Há 15 anos como motorista de lotação, Edson Henrique Alves aprendeu a lidar com a situação depois de diversos ataques:

– Tem casos em que os caras não ficam contentes. Pegam pouco dinheiro. Aí, dão uma coronhada no motorista. Às vezes, as pessoas reagem. Não dá para reagir, tem de entregar tudo.

17904817“Não me custa nada dar um tiro em ti agora”

Leitores contam a ZH casos em que foram vítimas da insegurança

Conte sua história, ou a de um familiar ou conhecido. Seu relato poderá fazer parte de reportagens de Zero Hora, Diário Gaúcho, Rádio Gaúcha ou RBS TV, parceiros na série Crise na Segurança. Envie seu texto pelo e-mailseguranca@zerohora.com.br com telefone para contato ou participe pelo Facebook de ZH: facebook.com/zerohora.
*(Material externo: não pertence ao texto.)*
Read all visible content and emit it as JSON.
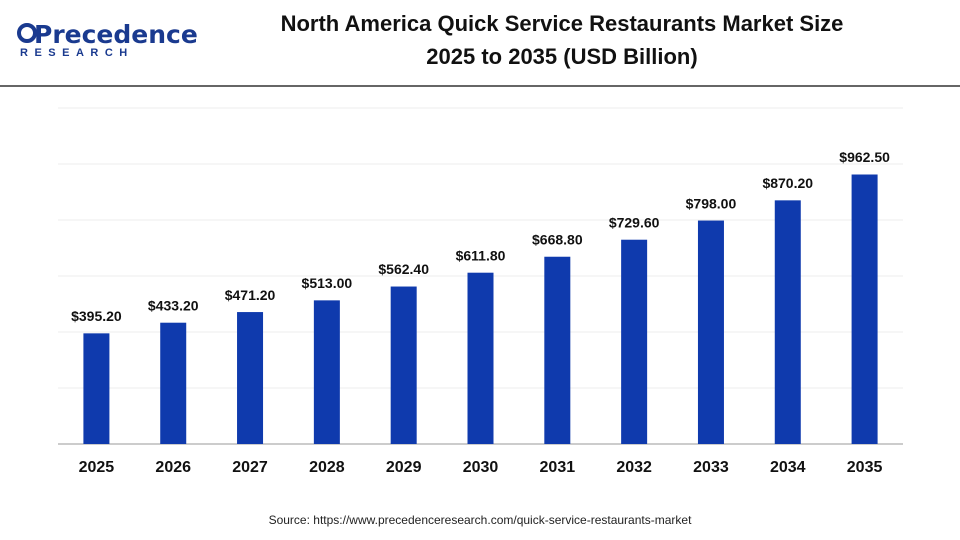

Confira o relato de Lívia C. Balus, estudante de Direito da UFRGS, que foi assaltada dentro do campus central da universidade em 2015:

Sou aluna da Faculdade de Direito da UFRGS e, em maio do ano passado, estava saindo da aula e parei em frente ao prédio da faculdade (famoso Castelinho) para realizar uma ligação. Nesse momento, um sujeito mal-encarado sentou-se ao meu lado e disse que estava armado, que aquilo era um assalto e que, se eu não desse meu celular para ele, atiraria em mim. Espantada e com muito medo, senti-me totalmente impotente e entreguei meu celular. Ele disse que, se eu reagisse ou gritasse, atiraria, porque, segundo ele, “não me custa nada dar um tiro em ti agora”.

É inadmissível que nem mesmo dentro do campus de uma faculdade, em plena luz do dia, estejamos seguros. Apesar de ter sido feito um abaixo-assinado por cerca de 5 mil alunos no início do ano de 2015 reivindicando policiamento em torno do campus, nada foi feito. Quantos mais serão assaltados nessa localidade? Pensando estar segura dentro do campus, fui coagida a entregar meu celular praticamente novo a um sujeito mal-intencionado e perverso. É inaceitável que isso continue.